Technique Tuesday — Restorative Bridge

Sore back? We hear ya. While tight hips and hammies are often key culprits of low back soreness and we often recommend stretching those guys out to get relief, starting with a pose that helps the whole body hit reset will optimize anything you do to ease back pain. Of all the different postures we teach, this is by far the most requested! It’s a powerful recovery posture that lengthens the tired and stiff front of the body (most notably at the hips and the shoulders) and helps to “neutralize” the spine. Plus you get a subtle inversion to help recirculate your blood post work or workout. Grab a block if you have one, otherwise a few thick books or pillow will work just fine.

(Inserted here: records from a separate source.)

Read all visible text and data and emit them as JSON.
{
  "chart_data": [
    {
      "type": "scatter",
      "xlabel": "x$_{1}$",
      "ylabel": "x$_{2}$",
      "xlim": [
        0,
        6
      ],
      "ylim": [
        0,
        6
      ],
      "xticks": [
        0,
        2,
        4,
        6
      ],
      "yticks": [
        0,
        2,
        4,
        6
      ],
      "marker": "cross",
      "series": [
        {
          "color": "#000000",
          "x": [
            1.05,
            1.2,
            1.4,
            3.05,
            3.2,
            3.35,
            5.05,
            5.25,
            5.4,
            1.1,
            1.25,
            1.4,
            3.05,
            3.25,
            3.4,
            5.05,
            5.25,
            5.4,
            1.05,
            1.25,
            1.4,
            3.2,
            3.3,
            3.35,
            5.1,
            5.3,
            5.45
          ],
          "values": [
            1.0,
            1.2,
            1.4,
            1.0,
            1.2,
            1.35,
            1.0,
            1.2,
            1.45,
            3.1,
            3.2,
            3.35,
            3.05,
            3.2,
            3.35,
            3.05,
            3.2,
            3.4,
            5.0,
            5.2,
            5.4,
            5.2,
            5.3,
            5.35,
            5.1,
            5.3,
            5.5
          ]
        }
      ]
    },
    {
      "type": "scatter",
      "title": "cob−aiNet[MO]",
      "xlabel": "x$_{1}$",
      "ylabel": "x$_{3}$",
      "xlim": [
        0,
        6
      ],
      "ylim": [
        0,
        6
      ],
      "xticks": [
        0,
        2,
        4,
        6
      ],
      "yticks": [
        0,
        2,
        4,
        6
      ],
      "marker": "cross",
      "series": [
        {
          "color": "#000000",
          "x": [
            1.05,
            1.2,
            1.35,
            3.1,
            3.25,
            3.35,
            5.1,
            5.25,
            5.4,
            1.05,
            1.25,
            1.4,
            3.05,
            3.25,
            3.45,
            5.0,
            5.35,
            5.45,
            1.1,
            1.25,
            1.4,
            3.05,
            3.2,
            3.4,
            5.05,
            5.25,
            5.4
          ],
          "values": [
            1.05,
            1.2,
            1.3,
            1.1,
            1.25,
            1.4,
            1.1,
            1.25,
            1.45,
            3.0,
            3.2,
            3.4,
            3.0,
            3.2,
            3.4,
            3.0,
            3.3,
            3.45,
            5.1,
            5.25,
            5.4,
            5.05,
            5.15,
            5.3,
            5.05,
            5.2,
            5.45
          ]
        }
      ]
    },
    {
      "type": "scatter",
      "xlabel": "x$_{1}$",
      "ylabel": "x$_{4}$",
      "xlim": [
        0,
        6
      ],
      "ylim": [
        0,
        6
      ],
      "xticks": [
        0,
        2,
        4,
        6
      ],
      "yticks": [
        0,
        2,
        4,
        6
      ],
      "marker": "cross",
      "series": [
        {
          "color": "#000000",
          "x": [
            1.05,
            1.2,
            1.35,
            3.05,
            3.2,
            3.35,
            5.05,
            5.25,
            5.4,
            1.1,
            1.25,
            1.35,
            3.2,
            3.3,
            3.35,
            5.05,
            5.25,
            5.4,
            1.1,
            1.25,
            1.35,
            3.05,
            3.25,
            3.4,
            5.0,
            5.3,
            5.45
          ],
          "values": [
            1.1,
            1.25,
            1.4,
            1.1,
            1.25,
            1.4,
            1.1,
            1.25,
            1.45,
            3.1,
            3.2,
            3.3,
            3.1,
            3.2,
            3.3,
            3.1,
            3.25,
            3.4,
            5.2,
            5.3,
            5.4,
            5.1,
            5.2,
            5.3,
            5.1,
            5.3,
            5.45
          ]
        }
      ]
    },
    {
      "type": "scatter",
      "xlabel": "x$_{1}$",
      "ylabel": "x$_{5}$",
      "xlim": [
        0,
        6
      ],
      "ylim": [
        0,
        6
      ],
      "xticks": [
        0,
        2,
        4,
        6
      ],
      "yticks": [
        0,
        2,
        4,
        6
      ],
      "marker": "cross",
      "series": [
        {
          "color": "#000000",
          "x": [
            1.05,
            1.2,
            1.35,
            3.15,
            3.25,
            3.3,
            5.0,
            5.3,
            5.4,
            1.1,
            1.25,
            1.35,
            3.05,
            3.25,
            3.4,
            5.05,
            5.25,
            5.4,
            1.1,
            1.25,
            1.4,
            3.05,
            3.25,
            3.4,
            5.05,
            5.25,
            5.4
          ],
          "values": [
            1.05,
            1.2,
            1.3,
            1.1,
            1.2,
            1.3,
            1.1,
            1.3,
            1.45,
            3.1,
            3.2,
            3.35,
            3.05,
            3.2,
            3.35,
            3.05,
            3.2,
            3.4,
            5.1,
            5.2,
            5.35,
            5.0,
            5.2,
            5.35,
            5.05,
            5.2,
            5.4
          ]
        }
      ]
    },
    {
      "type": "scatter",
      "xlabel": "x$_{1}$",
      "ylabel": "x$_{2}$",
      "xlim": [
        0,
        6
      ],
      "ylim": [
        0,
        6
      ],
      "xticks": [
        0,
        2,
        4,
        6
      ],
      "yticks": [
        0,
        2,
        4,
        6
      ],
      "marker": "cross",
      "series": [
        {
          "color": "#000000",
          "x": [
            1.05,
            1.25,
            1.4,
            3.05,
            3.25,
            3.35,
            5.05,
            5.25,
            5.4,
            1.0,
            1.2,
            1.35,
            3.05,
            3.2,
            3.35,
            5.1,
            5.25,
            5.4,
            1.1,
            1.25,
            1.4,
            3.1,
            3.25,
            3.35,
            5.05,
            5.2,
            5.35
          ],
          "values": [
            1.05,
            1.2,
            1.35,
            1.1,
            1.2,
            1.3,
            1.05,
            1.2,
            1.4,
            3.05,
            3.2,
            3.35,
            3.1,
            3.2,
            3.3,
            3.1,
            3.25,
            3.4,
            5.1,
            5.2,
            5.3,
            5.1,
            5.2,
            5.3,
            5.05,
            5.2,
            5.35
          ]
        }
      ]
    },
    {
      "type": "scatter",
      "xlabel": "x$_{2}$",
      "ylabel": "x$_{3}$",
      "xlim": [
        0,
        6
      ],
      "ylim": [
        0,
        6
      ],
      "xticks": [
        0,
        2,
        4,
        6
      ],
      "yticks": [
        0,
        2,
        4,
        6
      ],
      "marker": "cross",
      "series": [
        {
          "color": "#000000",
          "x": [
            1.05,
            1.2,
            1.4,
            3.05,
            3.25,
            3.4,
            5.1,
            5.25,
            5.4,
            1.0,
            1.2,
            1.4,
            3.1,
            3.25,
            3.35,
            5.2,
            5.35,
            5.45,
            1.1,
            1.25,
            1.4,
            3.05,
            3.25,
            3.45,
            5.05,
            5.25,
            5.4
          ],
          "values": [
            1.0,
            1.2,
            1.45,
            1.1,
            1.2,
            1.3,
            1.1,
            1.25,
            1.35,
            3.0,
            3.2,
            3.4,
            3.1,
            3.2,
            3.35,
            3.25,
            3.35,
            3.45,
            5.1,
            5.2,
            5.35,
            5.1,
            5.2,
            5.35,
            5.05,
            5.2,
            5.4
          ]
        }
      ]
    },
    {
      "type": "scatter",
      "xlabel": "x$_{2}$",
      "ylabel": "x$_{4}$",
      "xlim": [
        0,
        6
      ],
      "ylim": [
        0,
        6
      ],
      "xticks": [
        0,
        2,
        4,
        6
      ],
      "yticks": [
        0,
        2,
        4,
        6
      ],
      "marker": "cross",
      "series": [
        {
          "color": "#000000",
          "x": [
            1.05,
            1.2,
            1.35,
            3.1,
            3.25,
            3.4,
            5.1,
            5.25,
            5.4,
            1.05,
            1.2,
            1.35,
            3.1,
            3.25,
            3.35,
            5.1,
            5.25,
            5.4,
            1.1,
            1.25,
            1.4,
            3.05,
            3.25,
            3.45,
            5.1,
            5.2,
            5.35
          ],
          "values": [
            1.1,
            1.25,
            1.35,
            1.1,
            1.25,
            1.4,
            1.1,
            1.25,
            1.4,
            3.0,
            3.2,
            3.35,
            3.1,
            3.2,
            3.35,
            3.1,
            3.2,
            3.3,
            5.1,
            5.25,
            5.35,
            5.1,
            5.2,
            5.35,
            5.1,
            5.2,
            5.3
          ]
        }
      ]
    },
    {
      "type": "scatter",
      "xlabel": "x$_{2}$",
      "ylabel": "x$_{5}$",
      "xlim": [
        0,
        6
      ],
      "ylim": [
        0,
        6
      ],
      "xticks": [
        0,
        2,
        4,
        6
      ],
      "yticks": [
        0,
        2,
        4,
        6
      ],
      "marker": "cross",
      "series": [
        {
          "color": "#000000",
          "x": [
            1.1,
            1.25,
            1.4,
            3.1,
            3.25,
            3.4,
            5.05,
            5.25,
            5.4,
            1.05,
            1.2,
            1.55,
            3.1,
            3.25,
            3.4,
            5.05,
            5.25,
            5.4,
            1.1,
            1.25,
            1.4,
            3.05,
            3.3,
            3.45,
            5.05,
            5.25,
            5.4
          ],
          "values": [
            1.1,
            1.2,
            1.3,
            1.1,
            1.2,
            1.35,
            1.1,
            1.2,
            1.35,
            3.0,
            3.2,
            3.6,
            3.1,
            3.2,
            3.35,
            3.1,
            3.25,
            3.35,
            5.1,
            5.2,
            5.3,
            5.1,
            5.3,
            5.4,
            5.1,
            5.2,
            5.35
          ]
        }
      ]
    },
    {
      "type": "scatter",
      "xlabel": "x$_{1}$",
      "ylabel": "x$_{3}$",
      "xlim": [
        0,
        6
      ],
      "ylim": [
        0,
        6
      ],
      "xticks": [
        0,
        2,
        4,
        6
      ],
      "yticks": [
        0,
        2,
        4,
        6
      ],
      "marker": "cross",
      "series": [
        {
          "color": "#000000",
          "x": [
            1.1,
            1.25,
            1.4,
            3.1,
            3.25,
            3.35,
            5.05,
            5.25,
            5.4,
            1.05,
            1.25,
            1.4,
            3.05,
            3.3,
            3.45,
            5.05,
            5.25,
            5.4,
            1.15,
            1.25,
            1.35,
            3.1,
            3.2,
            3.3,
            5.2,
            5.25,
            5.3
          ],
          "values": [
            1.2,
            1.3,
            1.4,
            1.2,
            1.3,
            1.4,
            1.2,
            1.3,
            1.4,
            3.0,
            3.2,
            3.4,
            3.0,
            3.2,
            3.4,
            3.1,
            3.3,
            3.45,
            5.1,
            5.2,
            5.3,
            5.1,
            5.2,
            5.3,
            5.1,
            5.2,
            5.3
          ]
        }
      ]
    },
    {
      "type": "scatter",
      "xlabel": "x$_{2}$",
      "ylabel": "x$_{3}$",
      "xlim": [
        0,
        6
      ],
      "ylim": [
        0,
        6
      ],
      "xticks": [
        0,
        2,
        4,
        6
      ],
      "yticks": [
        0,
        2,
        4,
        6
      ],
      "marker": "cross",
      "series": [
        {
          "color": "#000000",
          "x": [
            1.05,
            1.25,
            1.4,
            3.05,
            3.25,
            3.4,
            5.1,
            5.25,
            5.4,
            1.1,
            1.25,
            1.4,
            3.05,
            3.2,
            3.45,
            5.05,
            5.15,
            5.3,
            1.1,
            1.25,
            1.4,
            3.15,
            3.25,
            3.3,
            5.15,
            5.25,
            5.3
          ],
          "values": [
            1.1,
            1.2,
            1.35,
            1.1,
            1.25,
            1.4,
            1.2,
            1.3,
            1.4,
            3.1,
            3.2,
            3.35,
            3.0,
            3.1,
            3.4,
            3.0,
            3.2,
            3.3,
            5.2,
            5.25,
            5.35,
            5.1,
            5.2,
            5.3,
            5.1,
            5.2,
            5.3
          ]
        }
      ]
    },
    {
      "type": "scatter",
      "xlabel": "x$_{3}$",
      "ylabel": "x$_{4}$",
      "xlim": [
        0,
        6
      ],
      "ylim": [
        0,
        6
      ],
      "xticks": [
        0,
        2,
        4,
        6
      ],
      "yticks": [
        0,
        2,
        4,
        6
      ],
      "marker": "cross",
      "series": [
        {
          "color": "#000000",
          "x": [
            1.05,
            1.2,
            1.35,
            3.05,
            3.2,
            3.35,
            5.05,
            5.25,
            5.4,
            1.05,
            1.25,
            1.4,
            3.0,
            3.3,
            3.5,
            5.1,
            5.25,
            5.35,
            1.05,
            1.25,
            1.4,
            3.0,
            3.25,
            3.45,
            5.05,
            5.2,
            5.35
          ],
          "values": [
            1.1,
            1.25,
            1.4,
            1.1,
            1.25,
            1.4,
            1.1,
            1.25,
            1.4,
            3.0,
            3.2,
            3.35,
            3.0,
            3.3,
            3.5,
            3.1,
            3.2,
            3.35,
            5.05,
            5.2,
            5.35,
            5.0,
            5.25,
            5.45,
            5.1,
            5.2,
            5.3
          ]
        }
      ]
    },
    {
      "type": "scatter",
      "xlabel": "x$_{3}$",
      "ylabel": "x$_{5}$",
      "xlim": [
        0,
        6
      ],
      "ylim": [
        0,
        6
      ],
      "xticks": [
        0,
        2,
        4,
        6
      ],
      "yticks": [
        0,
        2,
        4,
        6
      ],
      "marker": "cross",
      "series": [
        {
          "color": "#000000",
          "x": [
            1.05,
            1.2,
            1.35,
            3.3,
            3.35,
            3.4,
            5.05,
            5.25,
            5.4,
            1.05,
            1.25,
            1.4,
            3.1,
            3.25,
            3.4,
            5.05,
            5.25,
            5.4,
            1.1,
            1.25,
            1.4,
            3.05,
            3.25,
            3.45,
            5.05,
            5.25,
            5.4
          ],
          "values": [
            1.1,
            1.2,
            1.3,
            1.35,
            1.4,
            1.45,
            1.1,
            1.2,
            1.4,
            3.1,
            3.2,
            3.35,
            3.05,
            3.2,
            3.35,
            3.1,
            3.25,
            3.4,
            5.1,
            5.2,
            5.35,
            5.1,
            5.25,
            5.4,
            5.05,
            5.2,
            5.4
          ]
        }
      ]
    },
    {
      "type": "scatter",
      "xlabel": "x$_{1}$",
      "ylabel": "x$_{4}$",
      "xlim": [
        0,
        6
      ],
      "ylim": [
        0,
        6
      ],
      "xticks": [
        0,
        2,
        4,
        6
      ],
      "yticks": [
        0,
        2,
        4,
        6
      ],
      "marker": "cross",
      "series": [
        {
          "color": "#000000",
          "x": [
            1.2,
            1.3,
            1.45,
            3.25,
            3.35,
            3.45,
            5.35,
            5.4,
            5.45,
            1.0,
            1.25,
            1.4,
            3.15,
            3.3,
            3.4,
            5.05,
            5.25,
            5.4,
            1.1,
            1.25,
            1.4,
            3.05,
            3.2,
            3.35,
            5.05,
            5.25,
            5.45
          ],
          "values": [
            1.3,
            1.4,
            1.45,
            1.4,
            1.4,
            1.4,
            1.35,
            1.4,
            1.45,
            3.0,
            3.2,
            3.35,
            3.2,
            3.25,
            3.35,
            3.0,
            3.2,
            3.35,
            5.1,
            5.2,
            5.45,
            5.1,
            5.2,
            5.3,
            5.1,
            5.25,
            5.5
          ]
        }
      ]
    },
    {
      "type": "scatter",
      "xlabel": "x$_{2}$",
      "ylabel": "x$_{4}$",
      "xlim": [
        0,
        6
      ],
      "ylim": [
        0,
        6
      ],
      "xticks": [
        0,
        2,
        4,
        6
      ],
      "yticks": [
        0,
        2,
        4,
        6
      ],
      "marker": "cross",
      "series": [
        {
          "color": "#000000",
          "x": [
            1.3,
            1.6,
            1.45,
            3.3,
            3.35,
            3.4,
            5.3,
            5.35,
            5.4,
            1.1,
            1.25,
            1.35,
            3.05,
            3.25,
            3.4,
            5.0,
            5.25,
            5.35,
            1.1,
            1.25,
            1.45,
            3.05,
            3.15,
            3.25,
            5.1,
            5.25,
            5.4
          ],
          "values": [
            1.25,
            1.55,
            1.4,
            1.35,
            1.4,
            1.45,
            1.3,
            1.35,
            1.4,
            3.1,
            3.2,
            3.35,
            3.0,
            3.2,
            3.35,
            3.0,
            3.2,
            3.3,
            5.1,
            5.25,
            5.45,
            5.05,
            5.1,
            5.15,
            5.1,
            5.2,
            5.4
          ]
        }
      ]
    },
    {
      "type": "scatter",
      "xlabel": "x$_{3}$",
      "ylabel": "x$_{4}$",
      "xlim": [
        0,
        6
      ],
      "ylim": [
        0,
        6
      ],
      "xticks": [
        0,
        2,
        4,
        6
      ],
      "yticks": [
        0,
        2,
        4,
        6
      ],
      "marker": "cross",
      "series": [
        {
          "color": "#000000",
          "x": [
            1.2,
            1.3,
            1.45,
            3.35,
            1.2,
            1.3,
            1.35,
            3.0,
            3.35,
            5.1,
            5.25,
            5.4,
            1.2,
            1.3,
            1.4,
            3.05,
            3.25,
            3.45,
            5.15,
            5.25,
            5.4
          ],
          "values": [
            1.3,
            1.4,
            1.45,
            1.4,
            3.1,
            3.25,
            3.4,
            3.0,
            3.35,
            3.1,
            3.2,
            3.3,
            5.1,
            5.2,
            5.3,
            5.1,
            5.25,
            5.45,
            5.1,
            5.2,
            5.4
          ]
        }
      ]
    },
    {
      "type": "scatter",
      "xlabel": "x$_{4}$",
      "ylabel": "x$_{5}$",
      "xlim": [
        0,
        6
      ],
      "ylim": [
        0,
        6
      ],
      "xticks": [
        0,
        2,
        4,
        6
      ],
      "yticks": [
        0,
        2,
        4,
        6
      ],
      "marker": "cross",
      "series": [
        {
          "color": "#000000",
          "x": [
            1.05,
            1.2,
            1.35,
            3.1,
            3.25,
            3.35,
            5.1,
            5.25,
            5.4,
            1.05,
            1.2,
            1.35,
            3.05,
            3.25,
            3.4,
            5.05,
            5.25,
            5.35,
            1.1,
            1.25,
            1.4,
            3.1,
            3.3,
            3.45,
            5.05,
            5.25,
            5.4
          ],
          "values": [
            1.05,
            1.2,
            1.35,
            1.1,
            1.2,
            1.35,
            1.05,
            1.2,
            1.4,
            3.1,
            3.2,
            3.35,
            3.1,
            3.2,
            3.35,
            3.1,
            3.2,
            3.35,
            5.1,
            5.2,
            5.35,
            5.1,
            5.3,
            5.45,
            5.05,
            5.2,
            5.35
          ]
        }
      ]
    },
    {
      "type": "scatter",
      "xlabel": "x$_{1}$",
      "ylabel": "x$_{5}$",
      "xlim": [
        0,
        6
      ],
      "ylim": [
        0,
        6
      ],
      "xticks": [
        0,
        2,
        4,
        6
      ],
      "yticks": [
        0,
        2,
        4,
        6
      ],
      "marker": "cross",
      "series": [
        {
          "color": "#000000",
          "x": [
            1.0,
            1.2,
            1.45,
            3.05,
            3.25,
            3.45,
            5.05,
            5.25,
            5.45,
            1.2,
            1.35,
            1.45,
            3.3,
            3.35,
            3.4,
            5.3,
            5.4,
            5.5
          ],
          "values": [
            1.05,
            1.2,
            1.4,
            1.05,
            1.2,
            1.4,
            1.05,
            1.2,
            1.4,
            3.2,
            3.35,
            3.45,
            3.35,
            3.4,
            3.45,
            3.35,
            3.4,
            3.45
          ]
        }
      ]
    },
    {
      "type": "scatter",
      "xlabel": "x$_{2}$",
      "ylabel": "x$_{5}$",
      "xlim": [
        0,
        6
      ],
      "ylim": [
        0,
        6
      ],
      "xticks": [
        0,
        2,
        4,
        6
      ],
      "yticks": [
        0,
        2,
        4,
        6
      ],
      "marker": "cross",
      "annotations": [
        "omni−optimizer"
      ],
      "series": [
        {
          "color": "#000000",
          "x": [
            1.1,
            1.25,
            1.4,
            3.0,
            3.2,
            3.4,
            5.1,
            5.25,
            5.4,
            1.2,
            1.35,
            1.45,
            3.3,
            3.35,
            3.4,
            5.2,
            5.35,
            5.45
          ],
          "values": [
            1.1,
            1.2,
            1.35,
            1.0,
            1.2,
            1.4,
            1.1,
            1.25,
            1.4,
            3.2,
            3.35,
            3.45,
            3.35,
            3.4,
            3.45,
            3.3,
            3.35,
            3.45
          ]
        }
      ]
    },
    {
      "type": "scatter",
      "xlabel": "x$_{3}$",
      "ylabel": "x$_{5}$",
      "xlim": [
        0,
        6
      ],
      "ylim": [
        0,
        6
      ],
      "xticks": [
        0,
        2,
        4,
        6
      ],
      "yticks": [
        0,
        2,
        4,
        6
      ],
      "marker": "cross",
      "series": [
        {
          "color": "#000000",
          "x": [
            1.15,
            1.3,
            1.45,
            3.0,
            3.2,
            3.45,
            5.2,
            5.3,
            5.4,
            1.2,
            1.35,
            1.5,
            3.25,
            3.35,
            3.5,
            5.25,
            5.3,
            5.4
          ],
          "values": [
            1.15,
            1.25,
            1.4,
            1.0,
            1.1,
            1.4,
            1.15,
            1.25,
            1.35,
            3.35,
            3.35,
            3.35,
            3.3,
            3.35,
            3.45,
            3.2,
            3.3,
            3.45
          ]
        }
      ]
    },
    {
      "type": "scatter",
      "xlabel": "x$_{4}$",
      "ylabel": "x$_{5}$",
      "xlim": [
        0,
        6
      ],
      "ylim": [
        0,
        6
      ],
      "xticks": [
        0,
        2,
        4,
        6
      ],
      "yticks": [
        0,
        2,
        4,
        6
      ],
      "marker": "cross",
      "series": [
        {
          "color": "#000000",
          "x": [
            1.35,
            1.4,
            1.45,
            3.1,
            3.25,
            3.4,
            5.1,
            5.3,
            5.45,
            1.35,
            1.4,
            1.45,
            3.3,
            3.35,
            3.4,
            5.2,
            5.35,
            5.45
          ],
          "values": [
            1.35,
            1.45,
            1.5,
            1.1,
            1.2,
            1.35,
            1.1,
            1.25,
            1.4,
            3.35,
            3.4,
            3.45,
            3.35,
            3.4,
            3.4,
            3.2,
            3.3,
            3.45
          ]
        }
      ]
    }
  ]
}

  • Lie on your back with your knees bent/feet on the floor
  • Put your block (or other props approx. 6-in. thick) under your low back — your low back and butt should be resting on the block (don’t let your butt hang forward off the block)
  • Keep adjusting until you feel like you have a stable base to rest on and it feels comfortable
  • Open your arms to a “goalpost” shape with your palms facing up — if the backs of your palms don’t easily rest on the floor, bring your arms forward along your sides instead
  • Close your eyes and allow your whole body to relax into the support of your block
  • Breathe deeply and stay for 2 – 5 minutes
  • Remove your block and set your hips back onto the floor — feel the difference!

See why this is our athletes’ favorite pose?